Le prêtre, âgé de 43 ans, issu de l’Institut argentin du Verbe incarné, aurait alors été rapatrié au Pérou d’où il est originaire et sa charge de curé lui a été retirée. « En fait, nous avons une convention entre le diocèse et cet institut sud-américain, qui envoie régulièrement des prêtres en mission chez nous. Normalement, il n’y a pas de problème avec eux… », rapporte Guilhem Duval, responsable de la communication du diocèse. Ainsi, Anthony Del Castillo a été remplacé par son vicaire, le prêtre Gustavo Domenech, lui aussi issu de l’Institut du Verbe incarné et installé à Jonzac depuis une petite année.
Accusations similaires
Mais comme pour son prédécesseur, le blog hispanophone « Abusos IVE y SSVM » – spécialisé dans la dénonciation des abus au sein de l’Institut du Verbe incarné – a mis en lumière de graves accusations à l’égard de Gustavo Domenech, relayées jeudi 28 août par nos confrères de Charente Libre. « Lors d’une de ses premières missions aux États-Unis, il a dû retourner en Argentine suite à une liaison publique avec une paroissienne de ce pays. Plus tard, il a passé de nombreuses années à la paroisse San Maximiliano Kolbe (San Rafael), où il contactait souvent des paroissiennes sur Facebook et finissait par les inviter dans des chalets touristiques », peut-on notamment lire sur le blog.

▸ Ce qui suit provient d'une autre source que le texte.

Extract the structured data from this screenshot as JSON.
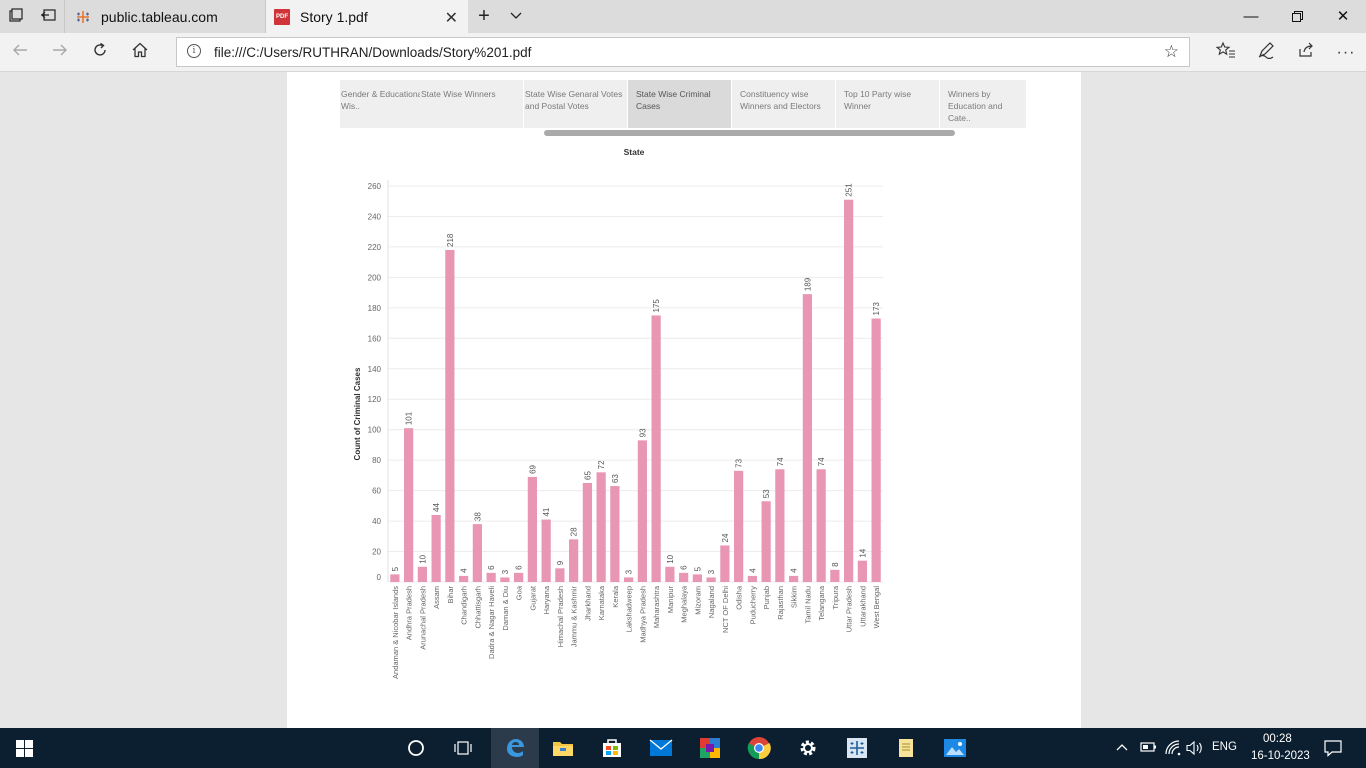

Comme pour Anthony Del Castillo, son successeur est accusé d’avoir choisi des « femmes vulnérables (avec de graves problèmes émotionnels, des maladies psychologiques, des familles absentes ou accueillies par les orphelinats) », apprend-on dans la suite de l’article.
Vérifications au diocèse
Du côté du diocèse de La Rochelle, cette nouvelle accusation met l’institution dans une position délicate. « D’après ce que l’on sait, ces accusations ne concernent pas des faits qui se seraient passés en Charente-Maritime. Depuis que nous avons été mis au courant, nous nous renseignons pour savoir quelle suite donner à cette affaire. Ça peut aller assez vite comme prendre un peu plus de temps si les choses sont moins certaines », commente Guilhem Duval.
In fine, ce sera à l’évêque du diocèse de La Rochelle de statuer sur le sort du prêtre. Pour rappel, c’est Pierre-Antoine Bozo qui vient d’être nommé à cette charge par le pape Léon XIV le 19 août dernier. Il prendra ses fonctions en octobre, en remplacement de Georges Colomb, mis en examen le 17 novembre 2023 pour tentative de viol.